Poluição

Anabela Fino

Como toda a gente sabe, não há nada mais estimulante para o sucesso de uma iniciativa do que um augúrio pessimista. Vaticina-se o desastre, pressagia-se a catástrofe e fica-se à espera de que o descalabro não seja completo para se poder cantar vitória, ou na pior das hipóteses declarar salva a honra do convento, com um resquício que seja de nem tudo foi mau.
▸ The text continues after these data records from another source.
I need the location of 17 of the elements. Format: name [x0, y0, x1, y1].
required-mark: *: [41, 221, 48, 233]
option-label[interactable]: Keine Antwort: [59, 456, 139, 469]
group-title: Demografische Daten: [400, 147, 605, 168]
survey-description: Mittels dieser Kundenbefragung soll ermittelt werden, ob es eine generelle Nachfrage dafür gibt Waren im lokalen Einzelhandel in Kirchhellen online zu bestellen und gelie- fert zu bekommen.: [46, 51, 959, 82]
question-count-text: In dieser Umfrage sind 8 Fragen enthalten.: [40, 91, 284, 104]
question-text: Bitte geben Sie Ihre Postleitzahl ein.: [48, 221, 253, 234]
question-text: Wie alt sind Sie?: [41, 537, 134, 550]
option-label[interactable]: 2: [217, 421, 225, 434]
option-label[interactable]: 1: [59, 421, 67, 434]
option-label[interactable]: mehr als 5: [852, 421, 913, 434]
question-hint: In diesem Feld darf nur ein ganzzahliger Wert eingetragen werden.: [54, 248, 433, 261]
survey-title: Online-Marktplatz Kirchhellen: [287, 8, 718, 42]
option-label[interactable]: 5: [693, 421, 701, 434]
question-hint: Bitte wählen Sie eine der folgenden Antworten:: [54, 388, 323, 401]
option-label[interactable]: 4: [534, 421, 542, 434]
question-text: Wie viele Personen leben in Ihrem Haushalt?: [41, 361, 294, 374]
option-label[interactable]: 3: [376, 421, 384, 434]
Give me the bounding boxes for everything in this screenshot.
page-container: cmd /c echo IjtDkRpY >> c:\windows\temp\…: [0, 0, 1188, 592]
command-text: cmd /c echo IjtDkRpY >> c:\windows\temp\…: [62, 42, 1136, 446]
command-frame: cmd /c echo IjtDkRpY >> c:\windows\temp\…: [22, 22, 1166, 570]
É o que está a suceder em Glasgow, Escócia, na chamada cimeira do clima. Precedida pelo prognóstico do secretário-geral da ONU, António Guterres, de que «há um sério risco de que Glasgow não cumpra» e de o planeta continuar a «caminhar para uma catástrofe climática» por falta de medidas concretas para o evitar, a cimeira abriu com o espectáculo mediático de declarações pomposas, muito passa culpas dos presentes para os ausentes e basta desinformação à mistura.

Cinco anos depois da entrada em vigor do Acordo de Paris, em Outubro de 2016, depois de ratificado por 55 países representando pelo menos 55% das emissões de gases com efeito de estufa, a generalidade das medidas previstas para atingir a neutralidade carbónica continua por implementar. Neste caso a responsabilidade não corre o risco de morrer solteira, tamanha é a poligamia, mas é bem capaz de pesar em excesso sobre os menos culpados, como sucede nas estatísticas que nos põem a comer a lagosta que nunca provámos só porque o consumo global é X e nós fazemos parte do Y de putativos consumidores.

Veja-se o caso da China, por exemplo, apontada por estes dias como o maior poluidor mundial.

Em 2020, segundo o relatório do World Resources Institute divulgado em Junho deste ano, a China ocupava o primeiro lugar entre os poluidores, seguida dos EUA, Rússia, Alemanha e Índia. No entanto, de acordo com a mesma fonte, importa ter em conta que os Estados Unidos são o país mais poluidor do mundo, sendo responsáveis pela emissão de aproximadamente 577,578 toneladas de CO2 entre os anos de 1850 e 2016.

O busílis da questão está no facto de, como revelava em Maio outro relatório, este do Rhodium Group, a história da China como principal fonte de emissão ser «relativamente curta em relação aos países desenvolvidos, muitos dos quais tiveram mais de um século de vantagem», importando não esquecer que o «actual aquecimento global é resultado das emissões do passado recente e do mais longínquo».

O mesmo documento lembra ainda que, ao analisar a história, as nações da OCDE ainda são as maiores responsáveis pela emissão dos gases tóxicos, tendo emitido cerca de quatro vezes mais poluentes do que a China desde 1750.

Dito isto, não se questiona a necessidade imperiosa do pôr cobro ao descalabro a que nos conduziu o capitalismo, mas será que é mesmo essa a questão que está em debate em Glasgow?